On every 6 hours, we take all the data saved in local database and we create an average snapshot that we send to our servers. The above screenshot contains average values for all properties saved, except the Peak Working set, where, again, we take the maximum value.
After sending the snapshot to server, the local database is deleted.
IMPORTANT ! We store average snapshots on our servers of only 7 days!
Also, a detailed view is available for each process, by performing a click on each hostname.
In the detailed page, user will be able to two options : Alerts & Memory usage.
Alerts view - collects all the notifications from the Forensics module for that hostname and display them in a single view.
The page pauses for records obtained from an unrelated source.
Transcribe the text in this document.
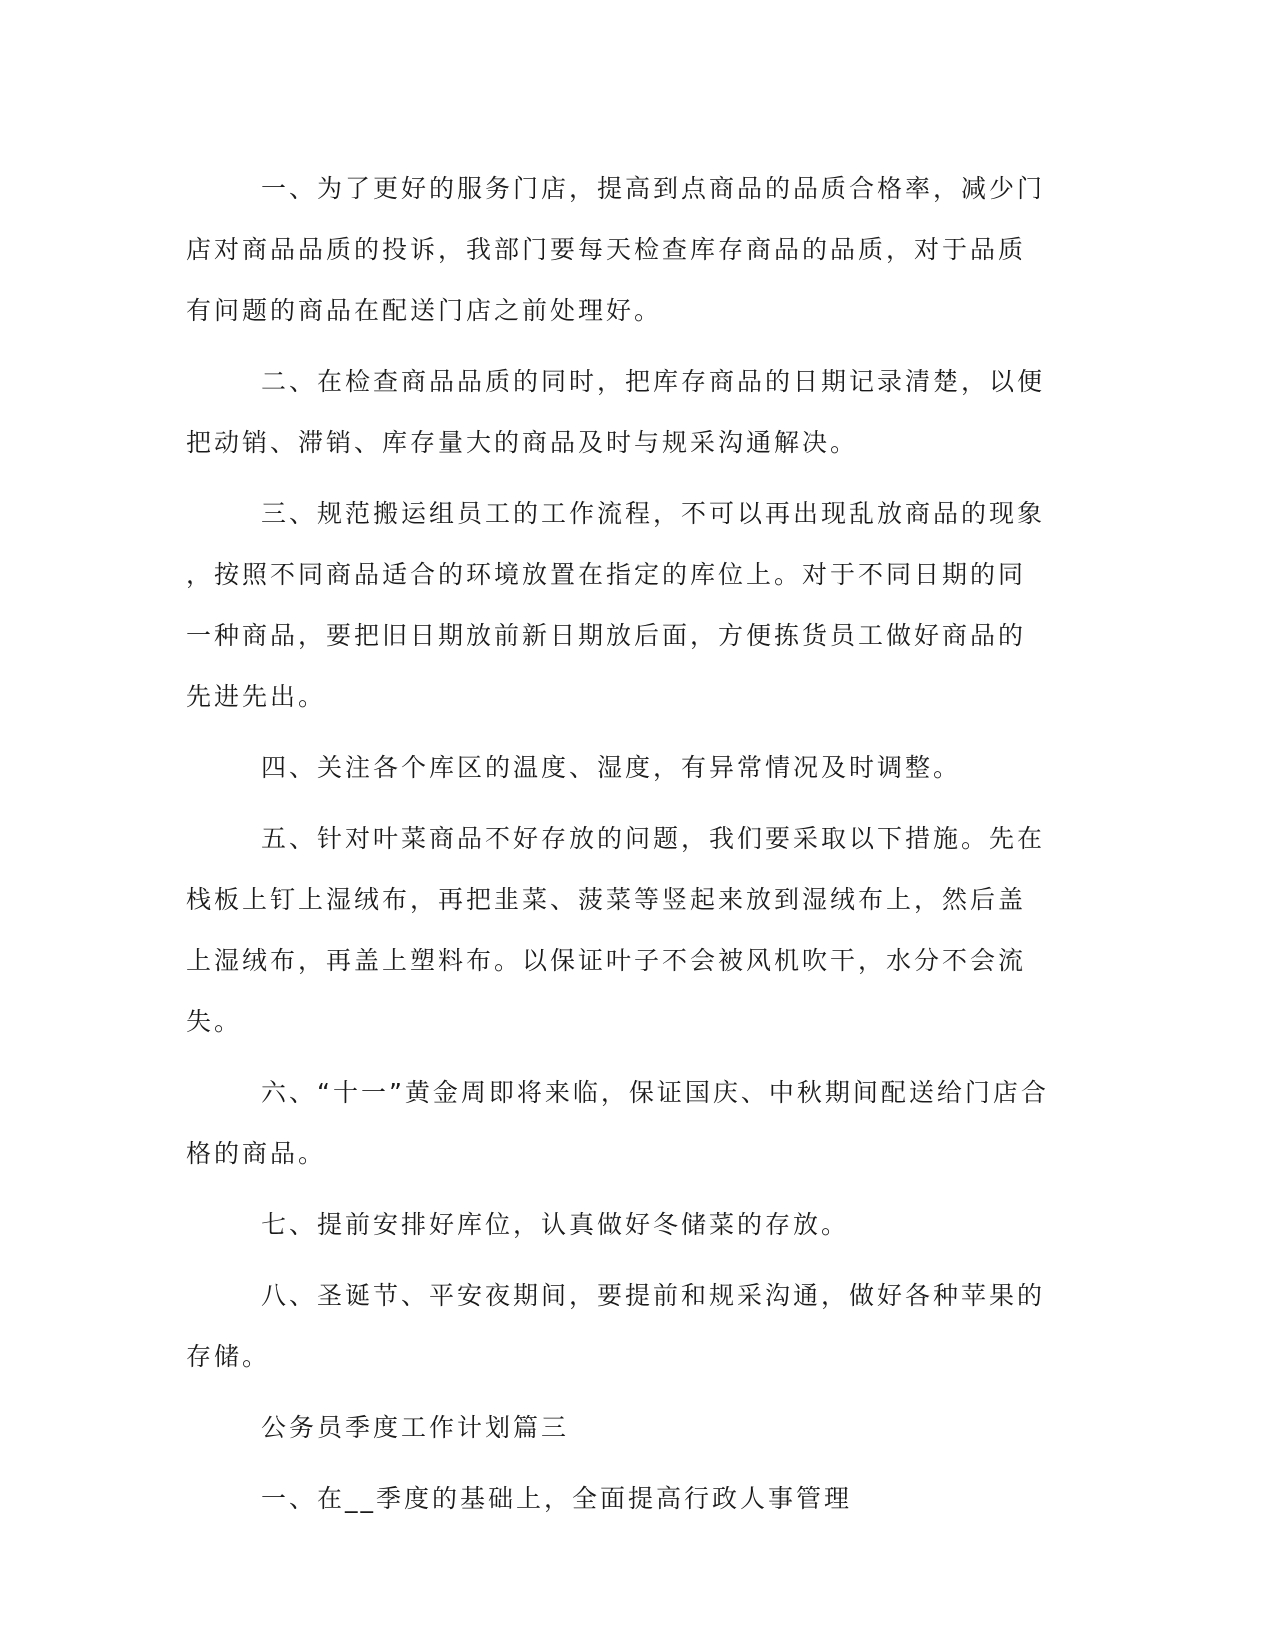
一、为了更好的服务门店，提高到点商品的品质合格率，减少门
店对商品品质的投诉，我部门要每天检查库存商品的品质，对于品质
有问题的商品在配送门店之前处理好。

二、在检查商品品质的同时，把库存商品的日期记录清楚，以便
把动销、滞销、库存量大的商品及时与规采沟通解决。

三、规范搬运组员工的工作流程，不可以再出现乱放商品的现象
，按照不同商品适合的环境放置在指定的库位上。对于不同日期的同
一种商品，要把旧日期放前新日期放后面，方便拣货员工做好商品的
先进先出。

四、关注各个库区的温度、湿度，有异常情况及时调整。

五、针对叶菜商品不好存放的问题，我们要采取以下措施。先在
栈板上钉上湿绒布，再把韭菜、菠菜等竖起来放到湿绒布上，然后盖
上湿绒布，再盖上塑料布。以保证叶子不会被风机吹干，水分不会流
失。

六、“十一”黄金周即将来临，保证国庆、中秋期间配送给门店合
格的商品。

七、提前安排好库位，认真做好冬储菜的存放。

八、圣诞节、平安夜期间，要提前和规采沟通，做好各种苹果的
存储。

公务员季度工作计划篇三

一、在__季度的基础上，全面提高行政人事管理
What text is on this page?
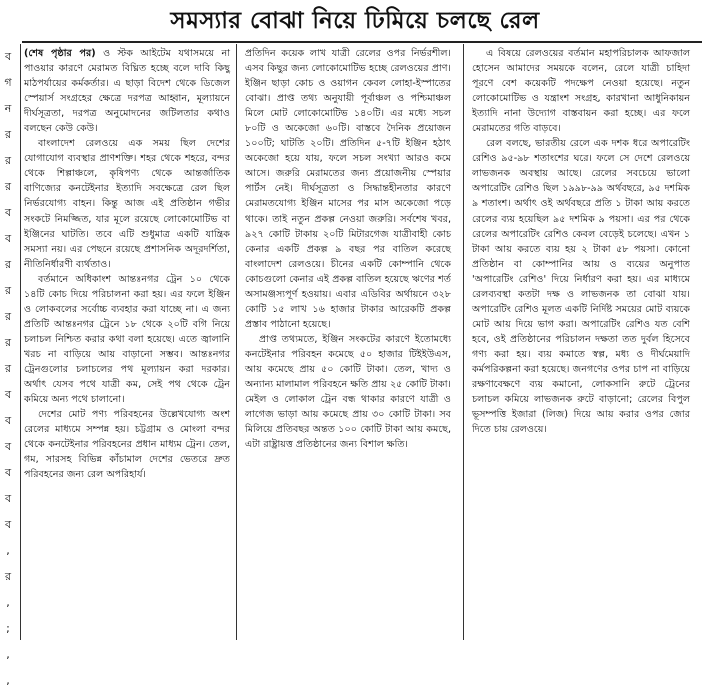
সমস্যার বোঝা নিয়ে ঢিমিয়ে চলছে রেল
ব
গ
ন
র
র
র
ব
ব
র
র
র
র
র
ব
ব
ব
ব
ব
ব
,
র
,
;
,
,

(শেষ পৃষ্ঠার পর) ও স্টক আইটেম যথাসময়ে না পাওয়ার কারণে মেরামত বিঘ্নিত হচ্ছে বলে দাবি কিছু মাঠপর্যায়ের কর্মকর্তার। এ ছাড়া বিদেশ থেকে ডিজেল স্পেয়ার্স সংগ্রহের ক্ষেত্রে দরপত্র আহ্বান, মূল্যায়নে দীর্ঘসূত্রতা, দরপত্র অনুমোদনের জটিলতার কথাও বলছেন কেউ কেউ।

বাংলাদেশ রেলওয়ে এক সময় ছিল দেশের যোগাযোগ ব্যবস্থার প্রাণশক্তি। শহর থেকে শহরে, বন্দর থেকে শিল্পাঞ্চলে, কৃষিপণ্য থেকে আন্তর্জাতিক বাণিজ্যের কনটেইনার ইত্যাদি সবক্ষেত্রে রেল ছিল নির্ভরযোগ্য বাহন। কিন্তু আজ এই প্রতিষ্ঠান গভীর সংকটে নিমজ্জিত, যার মূলে রয়েছে লোকোমোটিভ বা ইঞ্জিনের ঘাটতি। তবে এটি শুধুমাত্র একটি যান্ত্রিক সমস্যা নয়। এর পেছনে রয়েছে প্রশাসনিক অদূরদর্শিতা, নীতিনির্ধারণী ব্যর্থতাও।

বর্তমানে অধিকাংশ আন্তঃনগর ট্রেন ১০ থেকে ১৪টি কোচ দিয়ে পরিচালনা করা হয়। এর ফলে ইঞ্জিন ও লোকবলের সর্বোচ্চ ব্যবহার করা যাচ্ছে না। এ জন্য প্রতিটি আন্তঃনগর ট্রেনে ১৮ থেকে ২০টি বগি নিয়ে চলাচল নিশ্চিত করার কথা বলা হয়েছে। এতে জ্বালানি খরচ না বাড়িয়ে আয় বাড়ানো সম্ভব। আন্তঃনগর ট্রেনগুলোর চলাচলের পথ মূল্যায়ন করা দরকার। অর্থাৎ যেসব পথে যাত্রী কম, সেই পথ থেকে ট্রেন কমিয়ে অন্য পথে চালানো।

দেশের মোট পণ্য পরিবহনের উল্লেখযোগ্য অংশ রেলের মাধ্যমে সম্পন্ন হয়। চট্টগ্রাম ও মোংলা বন্দর থেকে কনটেইনার পরিবহনের প্রধান মাধ্যম ট্রেন। তেল, গম, সারসহ বিভিন্ন কাঁচামাল দেশের ভেতরে দ্রুত পরিবহনের জন্য রেল অপরিহার্য।

প্রতিদিন কয়েক লাখ যাত্রী রেলের ওপর নির্ভরশীল। এসব কিছুর জন্য লোকোমোটিভ হচ্ছে রেলওয়ের প্রাণ। ইঞ্জিন ছাড়া কোচ ও ওয়াগন কেবল লোহা-ইস্পাতের বোঝা। প্রাপ্ত তথ্য অনুযায়ী পূর্বাঞ্চল ও পশ্চিমাঞ্চল মিলে মোট লোকোমোটিভ ১৪০টি। এর মধ্যে সচল ৮০টি ও অকেজো ৬০টি। বাস্তবে দৈনিক প্রয়োজন ১০০টি; ঘাটতি ২০টি। প্রতিদিন ৫-৭টি ইঞ্জিন হঠাৎ অকেজো হয়ে যায়, ফলে সচল সংখ্যা আরও কমে আসে। জরুরি মেরামতের জন্য প্রয়োজনীয় স্পেয়ার পার্টস নেই। দীর্ঘসূত্রতা ও সিদ্ধান্তহীনতার কারণে মেরামতযোগ্য ইঞ্জিন মাসের পর মাস অকেজো পড়ে থাকে। তাই নতুন প্রকল্প নেওয়া জরুরি। সর্বশেষ খবর, ৯২৭ কোটি টাকায় ২০টি মিটারগেজ যাত্রীবাহী কোচ কেনার একটি প্রকল্প ৯ বছর পর বাতিল করেছে বাংলাদেশ রেলওয়ে। চীনের একটি কোম্পানি থেকে কোচগুলো কেনার এই প্রকল্প বাতিল হয়েছে ঋণের শর্ত অসামঞ্জস্যপূর্ণ হওয়ায়। এবার এডিবির অর্থায়নে ৩২৮ কোটি ১৫ লাখ ১৬ হাজার টাকার আরেকটি প্রকল্প প্রস্তাব পাঠানো হয়েছে।

প্রাপ্ত তথ্যমতে, ইঞ্জিন সংকটের কারণে ইতোমধ্যে কনটেইনার পরিবহন কমেছে ৫০ হাজার টিইইউএস, আয় কমেছে প্রায় ৫০ কোটি টাকা। তেল, খাদ্য ও অন্যান্য মালামাল পরিবহনে ক্ষতি প্রায় ২৫ কোটি টাকা। মেইল ও লোকাল ট্রেন বন্ধ থাকার কারণে যাত্রী ও লাগেজ ভাড়া আয় কমেছে প্রায় ৩০ কোটি টাকা। সব মিলিয়ে প্রতিবছর অন্তত ১০০ কোটি টাকা আয় কমছে, এটা রাষ্ট্রায়ত্ত প্রতিষ্ঠানের জন্য বিশাল ক্ষতি।

এ বিষয়ে রেলওয়ের বর্তমান মহাপরিচালক আফজাল হোসেন আমাদের সময়কে বলেন, রেলে যাত্রী চাহিদা পূরণে বেশ কয়েকটি পদক্ষেপ নেওয়া হয়েছে। নতুন লোকোমোটিভ ও যন্ত্রাংশ সংগ্রহ, কারখানা আধুনিকায়ন ইত্যাদি নানা উদ্যোগ বাস্তবায়ন করা হচ্ছে। এর ফলে মেরামতের গতি বাড়বে।

রেল বলছে, ভারতীয় রেলে এক দশক ধরে অপারেটিং রেশিও ৯৫-৯৮ শতাংশের ঘরে। ফলে সে দেশে রেলওয়ে লাভজনক অবস্থায় আছে। রেলের সবচেয়ে ভালো অপারেটিং রেশিও ছিল ১৯৯৮-৯৯ অর্থবছরে, ৯৫ দশমিক ৯ শতাংশ। অর্থাৎ ওই অর্থবছরে প্রতি ১ টাকা আয় করতে রেলের ব্যয় হয়েছিল ৯৫ দশমিক ৯ পয়সা। এর পর থেকে রেলের অপারেটিং রেশিও কেবল বেড়েই চলেছে। এখন ১ টাকা আয় করতে ব্যয় হয় ২ টাকা ৫৮ পয়সা। কোনো প্রতিষ্ঠান বা কোম্পানির আয় ও ব্যয়ের অনুপাত 'অপারেটিং রেশিও' দিয়ে নির্ধারণ করা হয়। এর মাধ্যমে রেলব্যবস্থা কতটা দক্ষ ও লাভজনক তা বোঝা যায়। অপারেটিং রেশিও মূলত একটি নির্দিষ্ট সময়ের মোট ব্যয়কে মোট আয় দিয়ে ভাগ করা। অপারেটিং রেশিও যত বেশি হবে, ওই প্রতিষ্ঠানের পরিচালন দক্ষতা তত দুর্বল হিসেবে গণ্য করা হয়। ব্যয় কমাতে স্বল্প, মধ্য ও দীর্ঘমেয়াদি কর্মপরিকল্পনা করা হয়েছে। জনগণের ওপর চাপ না বাড়িয়ে রক্ষণাবেক্ষণে ব্যয় কমানো, লোকসানি রুটে ট্রেনের চলাচল কমিয়ে লাভজনক রুটে বাড়ানো; রেলের বিপুল ভূসম্পত্তি ইজারা (লিজ) দিয়ে আয় করার ওপর জোর দিতে চায় রেলওয়ে।
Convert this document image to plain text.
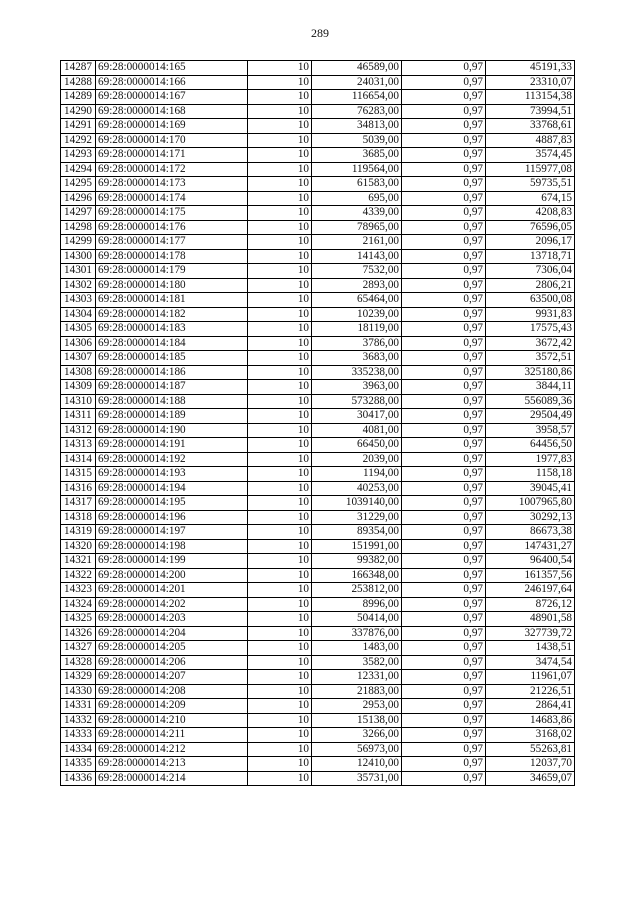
289
14287	69:28:0000014:165	10	46589,00	0,97	45191,33
14288	69:28:0000014:166	10	24031,00	0,97	23310,07
14289	69:28:0000014:167	10	116654,00	0,97	113154,38
14290	69:28:0000014:168	10	76283,00	0,97	73994,51
14291	69:28:0000014:169	10	34813,00	0,97	33768,61
14292	69:28:0000014:170	10	5039,00	0,97	4887,83
14293	69:28:0000014:171	10	3685,00	0,97	3574,45
14294	69:28:0000014:172	10	119564,00	0,97	115977,08
14295	69:28:0000014:173	10	61583,00	0,97	59735,51
14296	69:28:0000014:174	10	695,00	0,97	674,15
14297	69:28:0000014:175	10	4339,00	0,97	4208,83
14298	69:28:0000014:176	10	78965,00	0,97	76596,05
14299	69:28:0000014:177	10	2161,00	0,97	2096,17
14300	69:28:0000014:178	10	14143,00	0,97	13718,71
14301	69:28:0000014:179	10	7532,00	0,97	7306,04
14302	69:28:0000014:180	10	2893,00	0,97	2806,21
14303	69:28:0000014:181	10	65464,00	0,97	63500,08
14304	69:28:0000014:182	10	10239,00	0,97	9931,83
14305	69:28:0000014:183	10	18119,00	0,97	17575,43
14306	69:28:0000014:184	10	3786,00	0,97	3672,42
14307	69:28:0000014:185	10	3683,00	0,97	3572,51
14308	69:28:0000014:186	10	335238,00	0,97	325180,86
14309	69:28:0000014:187	10	3963,00	0,97	3844,11
14310	69:28:0000014:188	10	573288,00	0,97	556089,36
14311	69:28:0000014:189	10	30417,00	0,97	29504,49
14312	69:28:0000014:190	10	4081,00	0,97	3958,57
14313	69:28:0000014:191	10	66450,00	0,97	64456,50
14314	69:28:0000014:192	10	2039,00	0,97	1977,83
14315	69:28:0000014:193	10	1194,00	0,97	1158,18
14316	69:28:0000014:194	10	40253,00	0,97	39045,41
14317	69:28:0000014:195	10	1039140,00	0,97	1007965,80
14318	69:28:0000014:196	10	31229,00	0,97	30292,13
14319	69:28:0000014:197	10	89354,00	0,97	86673,38
14320	69:28:0000014:198	10	151991,00	0,97	147431,27
14321	69:28:0000014:199	10	99382,00	0,97	96400,54
14322	69:28:0000014:200	10	166348,00	0,97	161357,56
14323	69:28:0000014:201	10	253812,00	0,97	246197,64
14324	69:28:0000014:202	10	8996,00	0,97	8726,12
14325	69:28:0000014:203	10	50414,00	0,97	48901,58
14326	69:28:0000014:204	10	337876,00	0,97	327739,72
14327	69:28:0000014:205	10	1483,00	0,97	1438,51
14328	69:28:0000014:206	10	3582,00	0,97	3474,54
14329	69:28:0000014:207	10	12331,00	0,97	11961,07
14330	69:28:0000014:208	10	21883,00	0,97	21226,51
14331	69:28:0000014:209	10	2953,00	0,97	2864,41
14332	69:28:0000014:210	10	15138,00	0,97	14683,86
14333	69:28:0000014:211	10	3266,00	0,97	3168,02
14334	69:28:0000014:212	10	56973,00	0,97	55263,81
14335	69:28:0000014:213	10	12410,00	0,97	12037,70
14336	69:28:0000014:214	10	35731,00	0,97	34659,07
In the Memory usage view - you are able to see all average snapshots from the last 7 days (the ones calculated in agent at every 6 hours).
Functionality
The module main functionality is to gather information related to:
- Privileged Access Management and more precisely the processes that are running with Admin rights while the user is elevated through Privileged Access Management session;
- Next-gen Antivirus - collects information about infected and suspicious files and sends them as notifications in the Forensics view.
- Threat Prevention Endpoint - collects information related to the pages blocked and backlisted by this module.
This Forensics module uses the "Heimdal Insights" service to monitor the processes of the modules to be reported in the dashboard.